If the Ohio State instance bothers you, pick another Big Ten team. It won't matter, because the Big Ten will always be the "away" team regardless of what they're designated at the game, or what color uniform they have.
Jim Delany was the one person on college football who could have stopped this. He could have insisted on at least one playoff location in the midwest were a Big Ten team in the playoff (feel free to fire away with jokes about Big Ten football, it deserves it).
Delany, often referred to as the 'most powerful man in college sports' (perhaps in mocking fashion after the playoff begins) faced a choice - hold out in hopes that the SEC would give in on the possibility of ever having to play a playoff game in the cold or give in, allow the playoff to happen, and make
Delany, the most powerful man in college sports (HAHAAHAHAHA) chose to capitulate, allowing the nation (SEC) to establish a four-team college football play while declaring victory by retaining the Big Ten's relationship with the Rose Bowl, a place where Big Ten hopes and dreams have gone to die over the past several decades; a place where upon it's mere mention lifelong Big Ten fans feel faint and all in a tizzy because that's what the subliminal message of the conference has told them to feel for so long they cannot control themselves.
TRADITION! was the battle cry for Delany, the world "tradition" meaning "bullshit most of you will still buy" as any pretense that college football is about money has been swept away by more, more, more of it. TRADITION! - even though the Big Ten expanded with Nebraska, Rutgers and Maryland throwing out decades of tradition - but Delany knowing that all those alums from Michigan and Ohio State and et al would buy into "tradition" because they've been eating that Rose Bowl bullshit so long that they don't realize what low-grade bullshit it is.
There's this notion that cold weather fans would love an excuse to travel to a warm-weather place or a vacation in the midst of those horrid, frozen winters. While it may be true, it's more likely than not that the large percentage of those families won't be able to afford tickets to college football games anyway.
No, rather than thinking of that, I want you to consider an alternative perspective. Many of those cold weather states are those whose economies are aching more than the warm weather areas. Couldn't having a college football playoff in one of those cities brought some much-needed economic impact into that city?
It's not like bowl games are a drain on the community. Three bowl games in Arizona contributed $354.6 million to that state's economy according a study commissioned by the Fiesta Bowl a couple years ago. Bowl games in San Diego contributed around $30 million to that area in 2013. That list could go on if you wish, just hit Google with "bowl game economic impact" and you'll find plenty - bowl games are never shy about touting the beauties of their own existence.

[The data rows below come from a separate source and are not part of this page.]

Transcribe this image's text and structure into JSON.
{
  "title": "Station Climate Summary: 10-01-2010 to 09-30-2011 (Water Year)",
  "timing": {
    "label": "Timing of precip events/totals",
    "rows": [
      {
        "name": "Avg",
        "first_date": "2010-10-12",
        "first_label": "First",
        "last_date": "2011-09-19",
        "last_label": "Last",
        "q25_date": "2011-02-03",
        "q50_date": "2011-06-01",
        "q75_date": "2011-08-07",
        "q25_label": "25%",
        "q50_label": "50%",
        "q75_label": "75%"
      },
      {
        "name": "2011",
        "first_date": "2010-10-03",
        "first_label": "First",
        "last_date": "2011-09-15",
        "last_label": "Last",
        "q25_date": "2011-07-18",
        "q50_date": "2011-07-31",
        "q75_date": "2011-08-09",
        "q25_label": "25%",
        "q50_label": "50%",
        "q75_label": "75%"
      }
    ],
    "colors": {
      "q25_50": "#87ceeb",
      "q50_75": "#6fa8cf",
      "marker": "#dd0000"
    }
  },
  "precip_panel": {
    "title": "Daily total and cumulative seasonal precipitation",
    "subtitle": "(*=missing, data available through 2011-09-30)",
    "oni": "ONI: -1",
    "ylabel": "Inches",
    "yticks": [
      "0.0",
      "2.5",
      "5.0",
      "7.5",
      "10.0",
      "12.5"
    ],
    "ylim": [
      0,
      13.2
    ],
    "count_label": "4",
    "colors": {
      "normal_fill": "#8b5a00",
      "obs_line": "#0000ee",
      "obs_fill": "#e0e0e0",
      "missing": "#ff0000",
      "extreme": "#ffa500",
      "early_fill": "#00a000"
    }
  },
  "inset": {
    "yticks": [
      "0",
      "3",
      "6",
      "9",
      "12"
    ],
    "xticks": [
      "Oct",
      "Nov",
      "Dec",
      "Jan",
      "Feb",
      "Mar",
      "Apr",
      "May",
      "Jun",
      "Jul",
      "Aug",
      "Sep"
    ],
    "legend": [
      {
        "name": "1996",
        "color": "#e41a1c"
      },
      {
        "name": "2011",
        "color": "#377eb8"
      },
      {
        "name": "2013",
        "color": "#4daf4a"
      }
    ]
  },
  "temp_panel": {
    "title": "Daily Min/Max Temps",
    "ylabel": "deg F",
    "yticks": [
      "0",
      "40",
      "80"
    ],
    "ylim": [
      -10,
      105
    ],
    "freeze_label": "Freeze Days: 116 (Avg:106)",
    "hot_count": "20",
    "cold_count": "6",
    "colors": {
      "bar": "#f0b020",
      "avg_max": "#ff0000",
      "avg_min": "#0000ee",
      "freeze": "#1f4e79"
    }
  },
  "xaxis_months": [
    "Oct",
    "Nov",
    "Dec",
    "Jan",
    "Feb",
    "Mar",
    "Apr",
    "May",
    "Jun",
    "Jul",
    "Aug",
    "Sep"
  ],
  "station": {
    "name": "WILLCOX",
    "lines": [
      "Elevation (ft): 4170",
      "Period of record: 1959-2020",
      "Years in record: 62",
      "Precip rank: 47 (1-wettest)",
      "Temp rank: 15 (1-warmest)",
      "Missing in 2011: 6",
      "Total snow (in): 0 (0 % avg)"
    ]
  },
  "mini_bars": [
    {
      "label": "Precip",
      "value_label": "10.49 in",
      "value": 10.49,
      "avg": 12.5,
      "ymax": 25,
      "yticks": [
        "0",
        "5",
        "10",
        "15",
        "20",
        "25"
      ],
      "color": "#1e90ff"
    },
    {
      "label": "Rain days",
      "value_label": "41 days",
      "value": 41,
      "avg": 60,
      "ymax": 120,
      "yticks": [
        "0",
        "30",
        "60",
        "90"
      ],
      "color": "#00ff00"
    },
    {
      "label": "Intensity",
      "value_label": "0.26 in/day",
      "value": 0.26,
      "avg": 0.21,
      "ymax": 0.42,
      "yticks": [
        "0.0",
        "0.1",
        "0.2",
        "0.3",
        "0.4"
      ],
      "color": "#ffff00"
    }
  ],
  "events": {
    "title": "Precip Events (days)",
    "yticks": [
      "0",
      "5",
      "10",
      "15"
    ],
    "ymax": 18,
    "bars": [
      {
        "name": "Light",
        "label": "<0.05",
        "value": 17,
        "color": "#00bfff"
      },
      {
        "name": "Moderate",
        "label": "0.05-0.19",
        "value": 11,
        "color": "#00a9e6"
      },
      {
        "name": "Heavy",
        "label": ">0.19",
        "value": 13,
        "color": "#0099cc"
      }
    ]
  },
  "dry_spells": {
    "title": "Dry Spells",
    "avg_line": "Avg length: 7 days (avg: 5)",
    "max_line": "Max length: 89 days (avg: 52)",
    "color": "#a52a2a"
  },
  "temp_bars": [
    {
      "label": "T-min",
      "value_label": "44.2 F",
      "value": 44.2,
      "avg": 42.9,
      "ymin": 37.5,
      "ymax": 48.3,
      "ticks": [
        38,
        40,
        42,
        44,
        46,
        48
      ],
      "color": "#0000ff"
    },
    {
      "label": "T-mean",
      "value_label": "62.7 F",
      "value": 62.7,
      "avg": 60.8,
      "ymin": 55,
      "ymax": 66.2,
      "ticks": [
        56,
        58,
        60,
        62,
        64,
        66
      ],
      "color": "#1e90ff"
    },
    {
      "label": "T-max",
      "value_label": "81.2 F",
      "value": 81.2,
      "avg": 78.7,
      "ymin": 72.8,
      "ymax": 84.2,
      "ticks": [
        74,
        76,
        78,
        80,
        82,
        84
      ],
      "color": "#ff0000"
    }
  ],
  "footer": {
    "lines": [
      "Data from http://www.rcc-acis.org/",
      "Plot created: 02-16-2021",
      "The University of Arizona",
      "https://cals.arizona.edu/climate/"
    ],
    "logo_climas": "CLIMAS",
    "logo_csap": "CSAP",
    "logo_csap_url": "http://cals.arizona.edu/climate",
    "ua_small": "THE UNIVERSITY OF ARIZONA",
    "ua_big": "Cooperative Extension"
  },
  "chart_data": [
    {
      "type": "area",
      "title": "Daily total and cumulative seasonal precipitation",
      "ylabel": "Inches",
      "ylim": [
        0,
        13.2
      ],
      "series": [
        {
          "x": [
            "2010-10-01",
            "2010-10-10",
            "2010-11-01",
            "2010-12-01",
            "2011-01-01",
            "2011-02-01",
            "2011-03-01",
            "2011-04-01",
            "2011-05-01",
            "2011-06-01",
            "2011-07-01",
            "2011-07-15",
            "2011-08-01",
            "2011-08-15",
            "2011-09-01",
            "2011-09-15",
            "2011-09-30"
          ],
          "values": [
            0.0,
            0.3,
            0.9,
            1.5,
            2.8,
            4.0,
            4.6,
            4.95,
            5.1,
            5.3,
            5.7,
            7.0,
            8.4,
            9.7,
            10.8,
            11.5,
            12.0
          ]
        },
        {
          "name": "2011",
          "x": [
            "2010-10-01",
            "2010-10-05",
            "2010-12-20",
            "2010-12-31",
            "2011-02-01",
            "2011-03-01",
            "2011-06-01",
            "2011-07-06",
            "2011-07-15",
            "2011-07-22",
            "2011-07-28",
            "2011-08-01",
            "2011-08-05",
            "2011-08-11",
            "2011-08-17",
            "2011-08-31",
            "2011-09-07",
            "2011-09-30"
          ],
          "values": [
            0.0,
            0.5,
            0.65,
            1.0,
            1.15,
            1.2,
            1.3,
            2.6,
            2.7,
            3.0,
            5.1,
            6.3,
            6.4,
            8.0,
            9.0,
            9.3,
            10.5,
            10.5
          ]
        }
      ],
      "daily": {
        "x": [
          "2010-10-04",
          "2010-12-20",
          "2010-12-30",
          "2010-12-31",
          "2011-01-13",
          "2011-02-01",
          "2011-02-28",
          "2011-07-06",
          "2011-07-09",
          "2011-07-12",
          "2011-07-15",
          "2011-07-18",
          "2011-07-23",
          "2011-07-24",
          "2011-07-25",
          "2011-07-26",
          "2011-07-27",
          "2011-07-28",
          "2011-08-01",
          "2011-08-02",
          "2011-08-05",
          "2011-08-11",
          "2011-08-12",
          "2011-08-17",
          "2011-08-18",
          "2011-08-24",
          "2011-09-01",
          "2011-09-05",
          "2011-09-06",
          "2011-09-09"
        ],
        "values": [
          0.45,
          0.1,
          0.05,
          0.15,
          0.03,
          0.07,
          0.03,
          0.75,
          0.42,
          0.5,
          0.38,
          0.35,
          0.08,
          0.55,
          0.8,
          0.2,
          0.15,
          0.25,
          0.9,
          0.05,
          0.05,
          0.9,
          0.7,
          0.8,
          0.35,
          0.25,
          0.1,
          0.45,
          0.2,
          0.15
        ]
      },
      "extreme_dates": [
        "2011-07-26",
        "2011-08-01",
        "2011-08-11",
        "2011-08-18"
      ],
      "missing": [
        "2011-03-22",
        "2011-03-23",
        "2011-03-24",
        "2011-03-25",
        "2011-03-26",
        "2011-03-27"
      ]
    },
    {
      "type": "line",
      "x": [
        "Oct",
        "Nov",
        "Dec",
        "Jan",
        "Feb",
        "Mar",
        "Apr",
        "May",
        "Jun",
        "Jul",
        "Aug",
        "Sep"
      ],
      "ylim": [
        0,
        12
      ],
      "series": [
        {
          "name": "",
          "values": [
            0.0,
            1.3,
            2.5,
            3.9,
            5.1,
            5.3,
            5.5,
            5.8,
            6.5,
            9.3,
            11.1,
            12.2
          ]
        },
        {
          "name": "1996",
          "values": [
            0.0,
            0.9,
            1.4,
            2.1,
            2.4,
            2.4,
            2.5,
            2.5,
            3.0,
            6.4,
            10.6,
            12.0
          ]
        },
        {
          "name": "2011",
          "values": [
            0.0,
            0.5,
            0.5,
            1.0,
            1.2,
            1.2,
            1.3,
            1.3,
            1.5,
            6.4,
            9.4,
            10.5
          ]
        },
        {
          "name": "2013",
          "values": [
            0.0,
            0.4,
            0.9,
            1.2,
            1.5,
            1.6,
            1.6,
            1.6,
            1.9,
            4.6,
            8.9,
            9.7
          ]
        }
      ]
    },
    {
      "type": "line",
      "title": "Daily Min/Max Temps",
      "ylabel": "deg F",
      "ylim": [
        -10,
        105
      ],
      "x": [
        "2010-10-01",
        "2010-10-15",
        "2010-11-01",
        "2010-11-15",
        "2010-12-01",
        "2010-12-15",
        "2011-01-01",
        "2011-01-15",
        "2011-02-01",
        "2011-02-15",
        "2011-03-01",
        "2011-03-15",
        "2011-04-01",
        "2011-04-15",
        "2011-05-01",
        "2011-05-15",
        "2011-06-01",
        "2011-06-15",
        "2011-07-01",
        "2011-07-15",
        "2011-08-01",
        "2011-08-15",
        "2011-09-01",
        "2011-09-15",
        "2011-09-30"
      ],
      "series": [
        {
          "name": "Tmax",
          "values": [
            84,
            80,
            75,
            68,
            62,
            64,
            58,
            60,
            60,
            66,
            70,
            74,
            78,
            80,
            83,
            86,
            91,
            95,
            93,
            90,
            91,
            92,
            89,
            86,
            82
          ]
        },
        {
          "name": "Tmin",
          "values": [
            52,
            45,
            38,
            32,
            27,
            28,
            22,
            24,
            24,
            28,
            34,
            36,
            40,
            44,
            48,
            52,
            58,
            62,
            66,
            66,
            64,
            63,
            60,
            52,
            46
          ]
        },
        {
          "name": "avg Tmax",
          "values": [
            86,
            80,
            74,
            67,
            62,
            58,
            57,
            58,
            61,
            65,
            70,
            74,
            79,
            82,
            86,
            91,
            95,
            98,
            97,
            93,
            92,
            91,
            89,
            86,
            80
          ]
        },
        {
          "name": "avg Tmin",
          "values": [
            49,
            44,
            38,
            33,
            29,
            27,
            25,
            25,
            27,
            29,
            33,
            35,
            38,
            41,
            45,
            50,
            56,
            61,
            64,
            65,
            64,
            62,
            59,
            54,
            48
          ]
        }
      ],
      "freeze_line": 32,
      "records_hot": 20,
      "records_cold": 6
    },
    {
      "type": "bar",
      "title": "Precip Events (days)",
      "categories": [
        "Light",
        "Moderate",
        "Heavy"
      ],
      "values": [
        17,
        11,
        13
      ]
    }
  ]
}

Jim Delany, the most powerful man in college football (IN SOME OTHER UNIVERSE SOMEWHERE) could have taken the approach that "we feel that a college playoff is the right thing to do, but cities in the North would like to see some of that economic impact as well". If he were a genius he would have figured out an approach around that would have worked because he could have sold it, because he is, after all, a genius, and all powerful.
But Delany, the most powerful man in college sports (IN HIS OWN HEAD) doesn't give two shits about you, your city, or your broke K-12 districts. No, Jim Delany, the most powerful man in college sports, (I HAVE THIS HAMMER AND TODAY JIM DELANY IS A NAIL) has a big fucking bed full of money in which to sleep. The people whom Jim Delany has to make happy - they don't care either because they have big beds full of money AND they get to take their families on paid vacations to warm weather places where they're treated like gods for a week.
I have never hated Jim Delany, the most impotent man in college football, more than I do right now.
And this damned college football playoff hasn't even started yet.